Robot lawyer helps people connect with incarcerated loved ones

DoNotPay can help ensure mail isn’t rejected before it reaches an inmate’s hands.

For many of the nearly 2.3 million incarcerated Americans, keeping in touch with people on the outside isn’t easy.

Though prisons and jails generally do allow inmates to call, email, or video chat with their loved ones, they also often charge exorbitant rates, which leaves physical mail as the best (and sometimes, only) option for people behind bars.

Even then, inmates still sometimes don’t receive the letters and cards sent by their loved ones because they violate the facility’s mail rules, which vary from place to place and can dictate everything from acceptable paper sizes to writing implements.

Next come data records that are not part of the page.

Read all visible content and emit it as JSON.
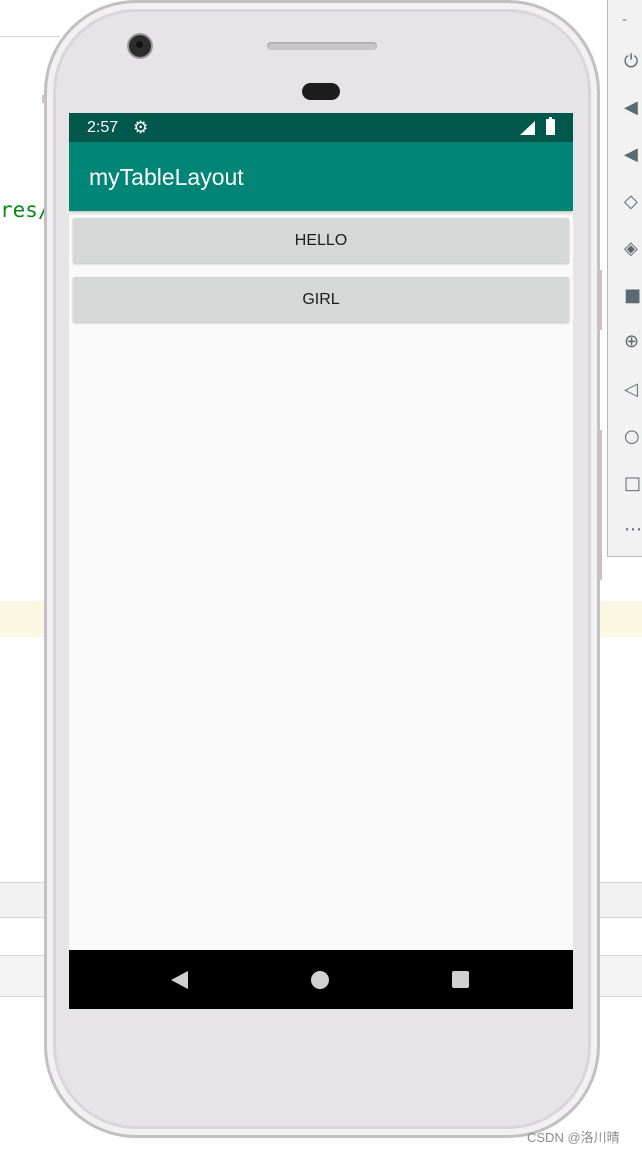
{
  "ide": {
    "code_fragment": "res/"
  },
  "emulator_toolbar": {
    "minimize_label": "-",
    "more_label": "⋯"
  },
  "status_bar": {
    "time": "2:57",
    "icons": [
      "gear-icon",
      "signal-icon",
      "battery-icon"
    ]
  },
  "app_bar": {
    "title": "myTableLayout"
  },
  "buttons": [
    {
      "label": "HELLO"
    },
    {
      "label": "GIRL"
    }
  ],
  "nav_bar": {
    "icons": [
      "back-icon",
      "home-icon",
      "recents-icon"
    ]
  },
  "colors": {
    "status_bar": "#00574b",
    "app_bar": "#008577",
    "button_bg": "#d6d7d7",
    "screen_bg": "#fafafa"
  },
  "watermark": "CSDN @洛川晴"
}
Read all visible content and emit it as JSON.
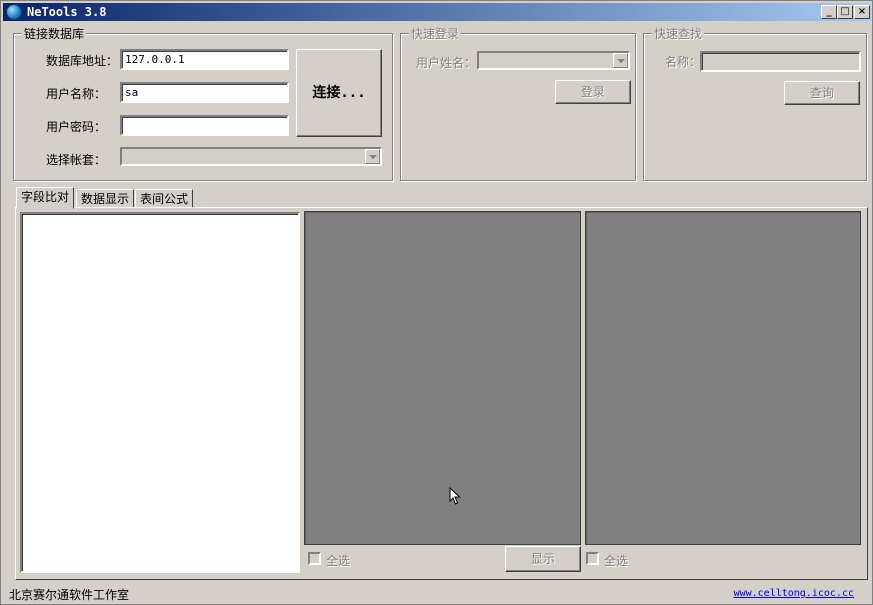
{
  "window": {
    "title": "NeTools 3.8",
    "min": "_",
    "max": "□",
    "close": "×"
  },
  "db_group": {
    "legend": "链接数据库",
    "address_label": "数据库地址：",
    "address_value": "127.0.0.1",
    "user_label": "用户名称：",
    "user_value": "sa",
    "password_label": "用户密码：",
    "password_value": "",
    "account_label": "选择帐套：",
    "connect_label": "连接..."
  },
  "quick_login": {
    "legend": "快速登录",
    "user_label": "用户姓名：",
    "login_label": "登录"
  },
  "quick_find": {
    "legend": "快速查找",
    "name_label": "名称：",
    "query_label": "查询"
  },
  "tabs": [
    {
      "label": "字段比对"
    },
    {
      "label": "数据显示"
    },
    {
      "label": "表间公式"
    }
  ],
  "panel": {
    "select_all_1": "全选",
    "show_label": "显示",
    "select_all_2": "全选"
  },
  "status": {
    "company": "北京赛尔通软件工作室",
    "link": "www.celltong.icoc.cc"
  }
}
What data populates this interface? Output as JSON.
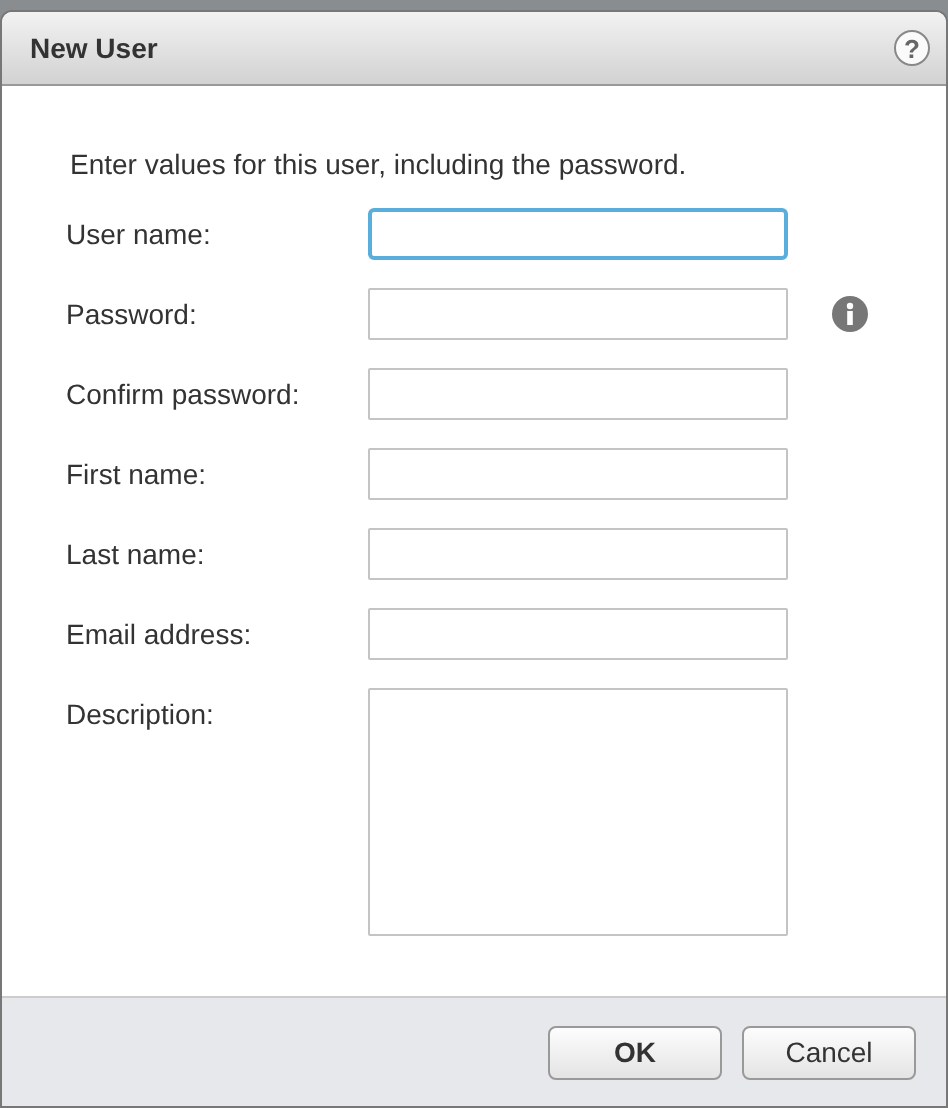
{
  "dialog": {
    "title": "New User",
    "help": "?"
  },
  "intro": "Enter values for this user, including the password.",
  "fields": [
    {
      "label": "User name:",
      "kind": "text",
      "focused": true,
      "info": false
    },
    {
      "label": "Password:",
      "kind": "text",
      "focused": false,
      "info": true
    },
    {
      "label": "Confirm password:",
      "kind": "text",
      "focused": false,
      "info": false
    },
    {
      "label": "First name:",
      "kind": "text",
      "focused": false,
      "info": false
    },
    {
      "label": "Last name:",
      "kind": "text",
      "focused": false,
      "info": false
    },
    {
      "label": "Email address:",
      "kind": "text",
      "focused": false,
      "info": false
    },
    {
      "label": "Description:",
      "kind": "textarea",
      "focused": false,
      "info": false
    }
  ],
  "buttons": [
    "OK",
    "Cancel"
  ]
}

Now, a “robot lawyer” is making it easier for people to send letters to inmates by automating much of the process — just write your message, and it takes care of the rest.

Robot Lawyer on Retainer

The robot lawyer is actually an AI-powered app called DoNotPay, and it’s the brainchild of British-American entrepreneur Josh Browder.

Browder developed the robot lawyer while still a teenager as a way to help people get out of parking tickets — they answer questions asked by the app’s chatbot and snap a picture of their ticket, and it writes up an appeal letter for them.

In the five years since DoNotPay’s launch, Browder has added a number of features to the robot lawyer — it can now help people dispute evictions, cancel subscriptions, and navigate small-claims court, all for a $3 monthly fee.

DoNotPay Tackles Prison

On October 15, Browder unveiled DoNotPay’s new prison mail feature.

A user starts by entering the name of the person they want contact in the app’s search tool. The robot lawyer then scans the roster of inmates in federal, state, county, or ICE detention centers, all at once — no need to go to a specific facility’s website to find the address.

The user then chooses the design they want for the letter and writes their message. DoNotPay does not read the contents of the letter, Browder told Vice — everything written in it is kept private.

DoNotPay then prints the letter, following the facility’s specifications, and mails it to the inmate along with the postage they need to send a letter back to the original writer. There’s no additional cost for using the feature.